Tuesday, November 29, 2011

Rethinking the Pre-Raphaelites

Over the Thanksgiving weekend, I had the chance to watch the entire Lord of the Rings trilogy. Watching Frodo and his friends linger with the elves in Rivendell, ride with the horsemen of Rohan, or fight Orcs and Balrogs and other dark foes, I found myself both entranced and in a state of cognitive dissonance. The ethereal women in long, flowing gowns; the slightly disheveled, handsome swordsmen in cloaks and boots; the earthy dwarves and mysterious sorcerers all inhabited a world that was first envisioned by a group of artists who called themselves the Pre-Raphaelite Brotherhood.

Schooled in a minimal, rational Modernist aesthetic, I was taught to disdain the florid, overwrought emotionalism of the Pre-Raphaelites. The writers of my art history books put these Englishmen, yearning for a medieval world that never was, outside the mainstream of progressive art, their movement a misshapen eddy that died out as rapidly as it arose. And, like the good student that I was, I accepted the storyline that marginalized them while putting their French contemporaries, Corot and Courbet, at the center.

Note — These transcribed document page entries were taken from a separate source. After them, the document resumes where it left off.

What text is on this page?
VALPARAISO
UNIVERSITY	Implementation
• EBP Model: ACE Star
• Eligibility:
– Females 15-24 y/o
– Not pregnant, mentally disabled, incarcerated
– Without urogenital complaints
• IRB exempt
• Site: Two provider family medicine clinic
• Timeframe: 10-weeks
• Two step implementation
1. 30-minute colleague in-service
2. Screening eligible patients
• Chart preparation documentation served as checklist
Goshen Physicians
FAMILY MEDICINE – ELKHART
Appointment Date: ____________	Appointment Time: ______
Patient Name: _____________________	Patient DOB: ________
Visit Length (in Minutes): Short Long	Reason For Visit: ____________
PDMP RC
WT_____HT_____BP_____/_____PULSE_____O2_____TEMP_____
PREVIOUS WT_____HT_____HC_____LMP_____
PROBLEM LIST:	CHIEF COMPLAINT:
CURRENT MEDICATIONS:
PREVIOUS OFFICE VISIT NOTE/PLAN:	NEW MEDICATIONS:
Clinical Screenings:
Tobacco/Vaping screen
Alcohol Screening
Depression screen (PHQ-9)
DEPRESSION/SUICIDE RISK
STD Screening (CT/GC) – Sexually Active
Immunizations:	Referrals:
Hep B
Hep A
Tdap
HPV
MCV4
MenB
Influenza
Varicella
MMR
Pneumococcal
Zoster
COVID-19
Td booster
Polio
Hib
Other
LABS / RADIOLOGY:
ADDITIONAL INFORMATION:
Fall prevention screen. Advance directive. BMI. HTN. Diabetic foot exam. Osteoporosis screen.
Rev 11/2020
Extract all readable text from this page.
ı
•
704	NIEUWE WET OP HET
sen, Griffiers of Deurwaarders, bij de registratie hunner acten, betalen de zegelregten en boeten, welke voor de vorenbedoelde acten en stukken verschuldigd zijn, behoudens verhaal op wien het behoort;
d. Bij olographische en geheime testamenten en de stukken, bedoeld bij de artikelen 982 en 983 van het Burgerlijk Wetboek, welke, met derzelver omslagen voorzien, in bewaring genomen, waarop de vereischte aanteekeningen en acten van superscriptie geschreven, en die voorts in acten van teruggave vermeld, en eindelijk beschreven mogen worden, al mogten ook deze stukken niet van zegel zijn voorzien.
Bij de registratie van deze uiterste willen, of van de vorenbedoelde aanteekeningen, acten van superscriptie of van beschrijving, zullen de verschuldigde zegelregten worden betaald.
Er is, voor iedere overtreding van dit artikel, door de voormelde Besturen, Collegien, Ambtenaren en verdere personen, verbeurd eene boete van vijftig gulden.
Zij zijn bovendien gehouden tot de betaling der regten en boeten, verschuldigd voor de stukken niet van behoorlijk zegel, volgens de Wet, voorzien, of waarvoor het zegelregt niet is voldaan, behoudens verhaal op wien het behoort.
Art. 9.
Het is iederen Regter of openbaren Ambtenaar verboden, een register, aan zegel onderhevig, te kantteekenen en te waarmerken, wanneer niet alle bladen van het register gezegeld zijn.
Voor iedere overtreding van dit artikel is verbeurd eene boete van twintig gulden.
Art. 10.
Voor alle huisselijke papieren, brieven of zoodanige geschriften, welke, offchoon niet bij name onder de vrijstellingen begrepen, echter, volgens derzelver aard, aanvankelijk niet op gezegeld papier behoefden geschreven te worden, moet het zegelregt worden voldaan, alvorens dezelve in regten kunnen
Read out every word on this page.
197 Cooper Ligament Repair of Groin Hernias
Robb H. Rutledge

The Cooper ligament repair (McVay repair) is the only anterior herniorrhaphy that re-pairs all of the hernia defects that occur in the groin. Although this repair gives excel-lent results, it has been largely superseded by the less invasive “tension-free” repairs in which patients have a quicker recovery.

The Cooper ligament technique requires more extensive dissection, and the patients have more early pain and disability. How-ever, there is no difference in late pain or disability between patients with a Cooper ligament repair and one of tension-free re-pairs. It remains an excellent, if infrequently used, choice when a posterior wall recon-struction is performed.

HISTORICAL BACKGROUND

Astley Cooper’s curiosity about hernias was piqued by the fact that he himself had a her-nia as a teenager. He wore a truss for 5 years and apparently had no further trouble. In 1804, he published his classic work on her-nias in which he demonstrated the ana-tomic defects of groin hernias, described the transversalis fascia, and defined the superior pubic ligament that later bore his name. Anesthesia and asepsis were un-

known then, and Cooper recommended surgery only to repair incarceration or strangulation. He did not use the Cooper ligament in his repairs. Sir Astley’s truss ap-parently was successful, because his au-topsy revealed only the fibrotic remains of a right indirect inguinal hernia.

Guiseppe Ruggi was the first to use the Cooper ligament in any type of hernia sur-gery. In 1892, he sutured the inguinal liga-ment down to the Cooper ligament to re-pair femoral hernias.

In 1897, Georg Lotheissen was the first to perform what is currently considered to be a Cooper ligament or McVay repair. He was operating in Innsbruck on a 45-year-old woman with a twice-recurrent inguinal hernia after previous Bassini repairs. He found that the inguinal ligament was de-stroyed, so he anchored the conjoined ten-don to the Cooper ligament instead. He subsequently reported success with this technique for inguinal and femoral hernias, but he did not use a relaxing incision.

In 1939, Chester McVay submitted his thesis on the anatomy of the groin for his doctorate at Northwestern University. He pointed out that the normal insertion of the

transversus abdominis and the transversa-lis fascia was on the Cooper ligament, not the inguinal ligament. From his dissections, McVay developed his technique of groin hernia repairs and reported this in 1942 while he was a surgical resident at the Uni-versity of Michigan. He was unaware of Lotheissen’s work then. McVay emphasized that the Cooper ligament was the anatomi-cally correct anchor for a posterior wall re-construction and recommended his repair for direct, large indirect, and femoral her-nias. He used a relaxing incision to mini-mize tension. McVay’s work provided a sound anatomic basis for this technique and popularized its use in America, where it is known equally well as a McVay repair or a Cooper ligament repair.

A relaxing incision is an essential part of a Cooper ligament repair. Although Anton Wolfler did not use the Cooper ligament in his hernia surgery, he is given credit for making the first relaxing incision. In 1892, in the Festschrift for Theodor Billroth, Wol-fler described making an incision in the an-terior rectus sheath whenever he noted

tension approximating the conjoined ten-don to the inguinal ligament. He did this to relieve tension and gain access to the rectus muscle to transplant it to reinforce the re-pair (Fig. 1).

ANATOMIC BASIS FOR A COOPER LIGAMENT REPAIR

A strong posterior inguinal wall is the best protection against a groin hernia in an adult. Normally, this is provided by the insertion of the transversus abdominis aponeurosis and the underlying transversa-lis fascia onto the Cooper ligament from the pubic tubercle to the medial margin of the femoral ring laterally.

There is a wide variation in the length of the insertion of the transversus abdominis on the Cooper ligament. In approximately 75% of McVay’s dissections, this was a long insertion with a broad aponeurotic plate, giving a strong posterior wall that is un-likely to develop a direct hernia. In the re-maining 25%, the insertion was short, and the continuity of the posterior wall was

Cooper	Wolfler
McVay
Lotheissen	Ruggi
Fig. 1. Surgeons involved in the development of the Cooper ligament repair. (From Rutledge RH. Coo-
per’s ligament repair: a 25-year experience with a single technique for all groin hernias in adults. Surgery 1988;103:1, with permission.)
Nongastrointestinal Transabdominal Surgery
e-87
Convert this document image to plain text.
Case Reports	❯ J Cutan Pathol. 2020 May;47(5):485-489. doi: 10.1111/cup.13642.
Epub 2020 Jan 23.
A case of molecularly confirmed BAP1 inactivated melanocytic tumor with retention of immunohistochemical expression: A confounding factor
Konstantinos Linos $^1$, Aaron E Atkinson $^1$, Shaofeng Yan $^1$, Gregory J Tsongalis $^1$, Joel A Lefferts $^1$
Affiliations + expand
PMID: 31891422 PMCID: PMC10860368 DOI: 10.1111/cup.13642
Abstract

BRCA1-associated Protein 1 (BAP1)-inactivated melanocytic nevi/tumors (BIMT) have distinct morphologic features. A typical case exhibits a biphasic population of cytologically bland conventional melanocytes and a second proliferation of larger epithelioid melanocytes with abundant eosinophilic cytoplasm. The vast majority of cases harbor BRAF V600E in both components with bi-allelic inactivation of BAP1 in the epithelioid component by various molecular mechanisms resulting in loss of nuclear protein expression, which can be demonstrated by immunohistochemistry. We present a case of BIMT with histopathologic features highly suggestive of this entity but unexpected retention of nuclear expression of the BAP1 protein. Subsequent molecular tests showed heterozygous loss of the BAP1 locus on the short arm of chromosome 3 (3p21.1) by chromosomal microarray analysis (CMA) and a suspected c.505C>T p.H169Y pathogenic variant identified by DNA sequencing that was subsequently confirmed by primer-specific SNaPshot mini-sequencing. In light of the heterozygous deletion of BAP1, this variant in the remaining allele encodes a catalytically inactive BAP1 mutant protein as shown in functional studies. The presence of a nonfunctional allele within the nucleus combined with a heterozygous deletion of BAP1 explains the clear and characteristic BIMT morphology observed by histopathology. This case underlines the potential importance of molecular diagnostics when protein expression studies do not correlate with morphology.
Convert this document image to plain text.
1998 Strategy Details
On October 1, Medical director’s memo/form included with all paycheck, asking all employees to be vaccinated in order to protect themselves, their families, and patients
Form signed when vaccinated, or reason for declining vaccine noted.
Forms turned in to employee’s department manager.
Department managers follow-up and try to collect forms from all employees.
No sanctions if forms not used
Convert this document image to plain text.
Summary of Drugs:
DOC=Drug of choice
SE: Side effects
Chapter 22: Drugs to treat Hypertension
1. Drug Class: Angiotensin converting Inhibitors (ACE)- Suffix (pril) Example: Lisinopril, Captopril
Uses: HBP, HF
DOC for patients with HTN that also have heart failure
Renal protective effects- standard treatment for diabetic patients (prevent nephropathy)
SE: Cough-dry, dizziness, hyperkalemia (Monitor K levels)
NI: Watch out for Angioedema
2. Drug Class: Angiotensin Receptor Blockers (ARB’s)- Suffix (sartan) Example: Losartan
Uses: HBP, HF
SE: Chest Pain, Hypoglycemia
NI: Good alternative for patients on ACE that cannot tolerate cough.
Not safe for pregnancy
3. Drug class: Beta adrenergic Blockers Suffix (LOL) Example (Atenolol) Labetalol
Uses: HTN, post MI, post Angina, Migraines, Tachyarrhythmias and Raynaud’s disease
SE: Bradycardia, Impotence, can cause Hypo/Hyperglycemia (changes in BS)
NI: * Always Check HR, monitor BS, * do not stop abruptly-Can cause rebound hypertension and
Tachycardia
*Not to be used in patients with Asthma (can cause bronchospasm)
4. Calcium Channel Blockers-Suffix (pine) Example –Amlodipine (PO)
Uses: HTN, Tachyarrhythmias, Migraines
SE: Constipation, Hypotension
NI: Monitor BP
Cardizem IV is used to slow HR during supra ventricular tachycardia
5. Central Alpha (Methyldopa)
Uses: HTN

It was easy to do that because I really do thrill to the ascetic emptiness of Barnett Newman’s zips, the un-nameable depths of Rothko’s color fields, the hard-edged logic of Sol Lewitt’s wall drawings. But as I learned to articulate the goals and glories of Modernism, my equally passionate taste for excess never went away. It just went on flowing silently underground, watering my own work, which never quite looks like the spare, austere paintings that I so much admire.

What I realized as I watched the Lord of the Rings is that my own work draws from the same well that inspired William Morris, Edward Burne-Jones, Dante Gabriel Rosetti, and, yes, J.R.R. Tolkien. The graceful curves, fanciful animals, dense patterning, and formalized flowers and vines that glow out of the pages of illuminated manuscripts inform my imagination as much as it did theirs. The medieval world, with all its spiritual mysteries, is an endless source of images and ideas for me, as much as it was for them.

And so I must begin to reconsider the Pre-Raphaelites, to learn what they have to teach me about looking, about art, about myself. What an adventure!